With the uncertainty relating to the property market fuelled by Brexit looming and perpetuated by the announcement of a general election, we are finding more and more queries with regard to the effects of a majority win for each of the UK’s main political parties.
In this article we will examine the policies announced in the manifestos of both the Conservative and Labour parties, and look to provide some clarity regarding the effects of a win for either side for landlords and future property investors.
The Conservative Housing Secretary, Robert Jenrick, has this week announced his new policies regarding the housing market post the 2019 general election.
With a strong focus on the accessibility of new housing association homes, he’s promised to ensure that buyers are given the opportunity to purchase these types of properties through shared ownership schemes.
Should this policy be brought in to effect, Mr Jenrick believes that affordable property will become more accessible to the young and first-time buyers, a theme which trends throughout the policies announced so far.
Other commitments include:
- • The introduction of Lifetime Rental Deposits – Backed by the Residential Landlords Association (RLA) this is a system of lifetime deposits designed to prevent tenants from having to save for their next deposit with funds being tied up in the deposit of their current property.
- • Fixed rate mortgages will be introduced for first time buyers with a lower requirement of just 5% minimum deposit.
- • A government backed scheme allowing first time buyers purchasing in their local area at a discounted rate of up to 30%.
- • A conservative government would also target the building of 1 million new homes in the next five years to include a percentage to be assigned as affordable or new social housing.
- • A stamp duty surcharge to be introduced for non-UK resident buyers.
- • Abolish section 21 (‘no fault evictions’)

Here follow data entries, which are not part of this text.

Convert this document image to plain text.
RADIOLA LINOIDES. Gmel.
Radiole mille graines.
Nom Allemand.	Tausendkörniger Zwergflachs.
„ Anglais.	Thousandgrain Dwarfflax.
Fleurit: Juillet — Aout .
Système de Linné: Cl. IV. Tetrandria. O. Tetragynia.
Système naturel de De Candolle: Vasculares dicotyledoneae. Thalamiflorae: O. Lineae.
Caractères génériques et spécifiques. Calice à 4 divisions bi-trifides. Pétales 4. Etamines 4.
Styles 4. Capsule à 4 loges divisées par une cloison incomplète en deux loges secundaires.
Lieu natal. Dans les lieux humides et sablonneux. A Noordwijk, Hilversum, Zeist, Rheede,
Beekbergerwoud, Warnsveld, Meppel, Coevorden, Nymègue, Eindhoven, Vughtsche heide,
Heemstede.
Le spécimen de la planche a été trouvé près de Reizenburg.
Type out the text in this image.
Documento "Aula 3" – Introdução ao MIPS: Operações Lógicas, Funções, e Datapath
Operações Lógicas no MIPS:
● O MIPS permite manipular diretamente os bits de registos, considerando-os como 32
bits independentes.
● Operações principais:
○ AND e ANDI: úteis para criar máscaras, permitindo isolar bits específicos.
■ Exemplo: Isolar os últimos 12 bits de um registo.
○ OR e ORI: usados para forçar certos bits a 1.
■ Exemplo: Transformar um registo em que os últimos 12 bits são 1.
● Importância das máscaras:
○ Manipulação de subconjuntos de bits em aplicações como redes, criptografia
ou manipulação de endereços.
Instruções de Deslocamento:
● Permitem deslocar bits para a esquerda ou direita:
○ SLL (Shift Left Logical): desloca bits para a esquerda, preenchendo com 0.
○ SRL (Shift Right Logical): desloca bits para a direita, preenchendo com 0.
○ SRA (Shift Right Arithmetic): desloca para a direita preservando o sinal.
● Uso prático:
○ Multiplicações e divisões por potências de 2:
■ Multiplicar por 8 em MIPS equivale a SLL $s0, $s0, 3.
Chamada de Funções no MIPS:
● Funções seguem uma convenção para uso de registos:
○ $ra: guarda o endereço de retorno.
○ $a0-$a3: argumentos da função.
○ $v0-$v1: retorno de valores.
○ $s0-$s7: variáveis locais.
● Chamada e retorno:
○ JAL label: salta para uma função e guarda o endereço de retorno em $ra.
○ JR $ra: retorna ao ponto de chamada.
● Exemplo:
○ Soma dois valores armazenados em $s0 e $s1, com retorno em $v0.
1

- • Freezing rates on income tax.
Whilst the Conservative policy on housing is clearly geared towards the young and first-time buyers, the Labour party has taken a much stronger focus on tenancy reform.
The party claims a housing revolution will take place under their leadership entitled “Housing for the Many”.
The key changes proposed which will affect landlords are as follows:
- • Landlords will be prevented from denying tenancies to those in receipt of housing benefits.
- • The housing element of Universal Credit payments will be paid directly to landlords.
- • Local councils will be given funding and powers to buy back homes which were previously assigned as social housing and are now owned by private landlords.
- • Introduce rent control.
- • Introduce open ended tenancies and end of section 21 (‘no faults eviction’).
- • Commit to Capital Gains being taxed at the same rate as income tax.
- • Increase income tax to 45% for those earning over £80,000 a year and 50% to those earning over £125,000.
This focus on tenancy reform aside, their proposal does also focus on the building and accessibility of affordable homes.
Labour propose that the price of these new homes will be tied to average local rates of income making the purchase of property a more realistic ambition for lower income households.
The fact that each manifesto is showing a strong focus on new build and affordable homes, this could be seen as a clear sign that the two main parties feel that winning the votes of property investors and first-time buyers will be a key battleground.
Whilst the Conservative proposal does examine this at greater length, their plans when it comes to the treatment of landlords and tenants are less clear as it stands.
Whilst Labour’s proposed housing revolution has been touted by some as overly interventionist and extreme, they have certainly provided clarity regarding the actions they plan to take.
With the election just around the corner on December 12th, polls published this week give the Conservatives a lead of between 12 and 19 points, which would grant Johnson a parliamentary majority.
No information in this article should be taken as advice. For tax advice you should consult with an independent tax adviser.